To examine the function of miRNA-22 in the ischemic stroke model in vitro, anti-miRNA-22 mimics were used, which downregulated miRNA-22 expression in the ischemic stroke model compared with the control group (Fig. 2A). In addition, downregulation of miRNA-22 increased the expression of TNF-α, IL-1β, IL-6, IL-18, MIP-2 and PGE2 in the ischemic stroke model in vitro, compared with the control group (Fig. 2B).

miRNA-22 expression in the in vitro ischemic stroke model was successfully upregulated using miRNA-22 mimics, compared with control negative group (Fig. 3A). The overexpression of miRNA-22 decreased the expression levels of TNF-α, IL-1β, IL-6, IL-18, MIP-2 and PGE2 in the ischemic stroke model in vitro, compared with the control group (Fig. 3B).

To investigate the mechanism of action of miRNA-22 against stroke, the potential miRNA-22 binding sites in the 3′-untranslated region (3′-UTR) of p38 MAPK were identified (Fig. 4A) and a luciferase reporter assay was performed. Co-transfection of PC12 cells with anti-miR-122 and the wild-type p38/MAPK 3-UTR sequence resulted in an increase in luciferase activity when compared with the mutant 3′-UTR sequence, indicating that miR-122 may target p38 MAPK and regulate its expression (Fig. 4B). Results of immunofluorescence demonstrated that the downregulation of miRNA-22 could induce the protein expression of p-p38 MAPK in the model in vitro, compared with the control group (Fig. 4C). Additionally, the downregulation of miRNA-22 upregulated the protein expression of p-p38, NF-κB, COX-2 and iNOS in the in vitro model, compared with the control group (Fig. 4D). By comparison, overexpression of miRNA-22 suppressed the protein expression of p-p38, NF-κB, COX-2 and iNOS in model in vitro, compared with the control group (Fig. 5).

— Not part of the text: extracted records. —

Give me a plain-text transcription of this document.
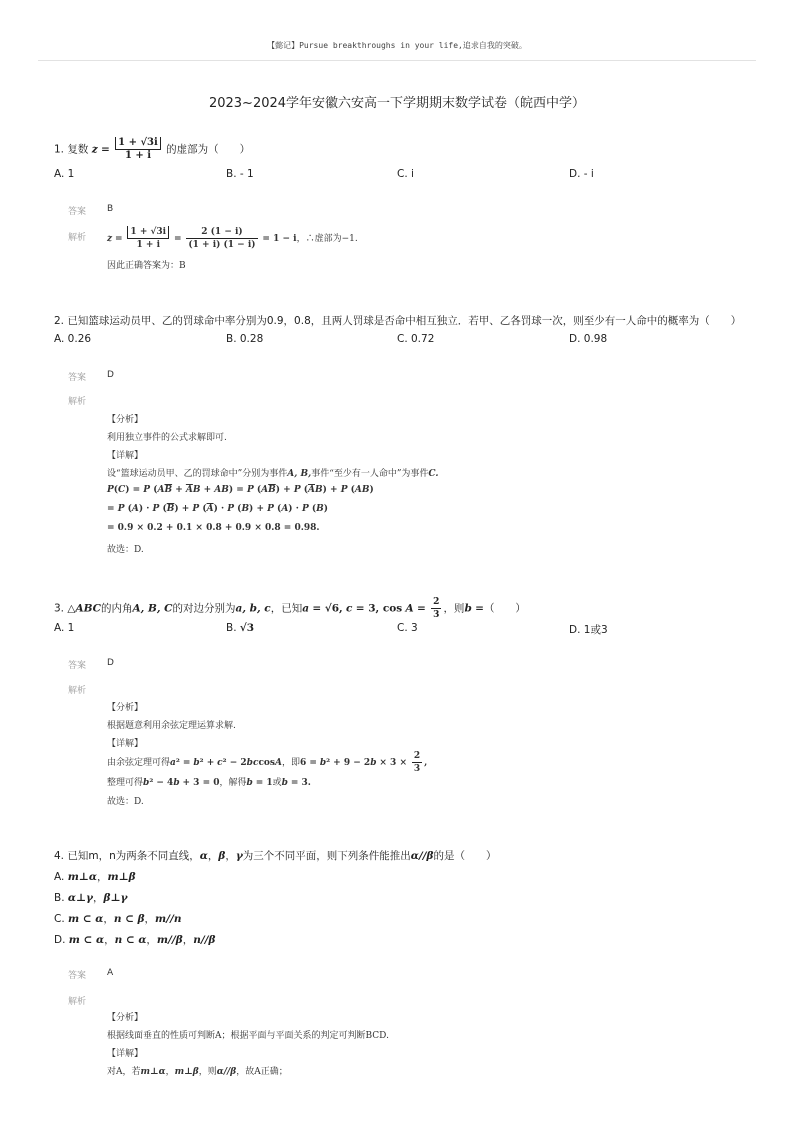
【懿记】Pursue breakthroughs in your life,追求自我的突破。
2023~2024学年安徽六安高一下学期期末数学试卷（皖西中学）
1. 复数 $z = \frac{1 + √3i}{1 + i}$ 的虚部为（　　）
A. 1	B. - 1	C. i	D. - i
答案 B
解析 $z = \frac{1 + √3i}{1 + i} = \frac{2 (1 - i)}{(1 + i) (1 - i)} = 1 - i$，∴虚部为−1.
因此正确答案为：B
2. 已知篮球运动员甲、乙的罚球命中率分别为0.9，0.8，且两人罚球是否命中相互独立．若甲、乙各罚球一次，则至少有一人命中的概率为（　　）
A. 0.26	B. 0.28	C. 0.72	D. 0.98
答案 D
解析
【分析】
利用独立事件的公式求解即可.
【详解】
设“篮球运动员甲、乙的罚球命中”分别为事件A, B,事件“至少有一人命中”为事件C.
P(C) = P $(A\overline{B} + \overline{A}B + AB) = P$ $(A\overline{B}) + P$ $(\overline{A}B) + P$ (AB)
= P (A) · P $(\overline{B}) + P$ $(\overline{A}) \cdot P$ (B) + P (A) · P (B)
= 0.9 × 0.2 + 0.1 × 0.8 + 0.9 × 0.8 = 0.98.
故选：D.
3. △ABC的内角A, B, C的对边分别为a, b, c，已知a = √6, c = 3, $\cos A = \frac{2}{3}$ ，则b =（　　）
A. 1	B. √3	C. 3	D. 1或3
答案 D
解析
【分析】
根据题意利用余弦定理运算求解.
【详解】
由余弦定理可得a² = b² + c² − 2bccosA，即$6 = b^2 + 9 - 2b \times 3 \times \frac{2}{3}$ ,
整理可得b² − 4b + 3 = 0，解得b = 1或b = 3.
故选：D.
4. 已知m，n为两条不同直线，α，β，γ为三个不同平面，则下列条件能推出α//β的是（　　）
A. m⊥α，m⊥β
B. α⊥γ，β⊥γ
C. m ⊂ α，n ⊂ β，m//n
D. m ⊂ α，n ⊂ α，m//β，n//β
答案 A
解析
【分析】
根据线面垂直的性质可判断A；根据平面与平面关系的判定可判断BCD.
【详解】
对A，若m⊥α，m⊥β，则α//β，故A正确；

To further investigate the role of p38 in the pro-inflammatory effects of anti-miRNA-22 on stroke, p38 inhibitor (LY2228820; 3 nM) was used in the in vitro ischemic stroke model by anti-miRNA-22. As shown in Fig. 6, p38 inhibitor suppressed the protein expression of p-p38, NF-κB, COX-2 and iNOS in vitro by anti-miRNA-22, compared with the anti-miRNA-22 group. Furthermore, p38 inhibitor also reduced the pro-inflammatory effects of anti-miRNA-22 on the levels of TNF-α, IL-1β, IL-6, IL-18, MIP-2 and PGE2 in model in vitro, compared with the anti-miRNA-22 only group (Fig. 7).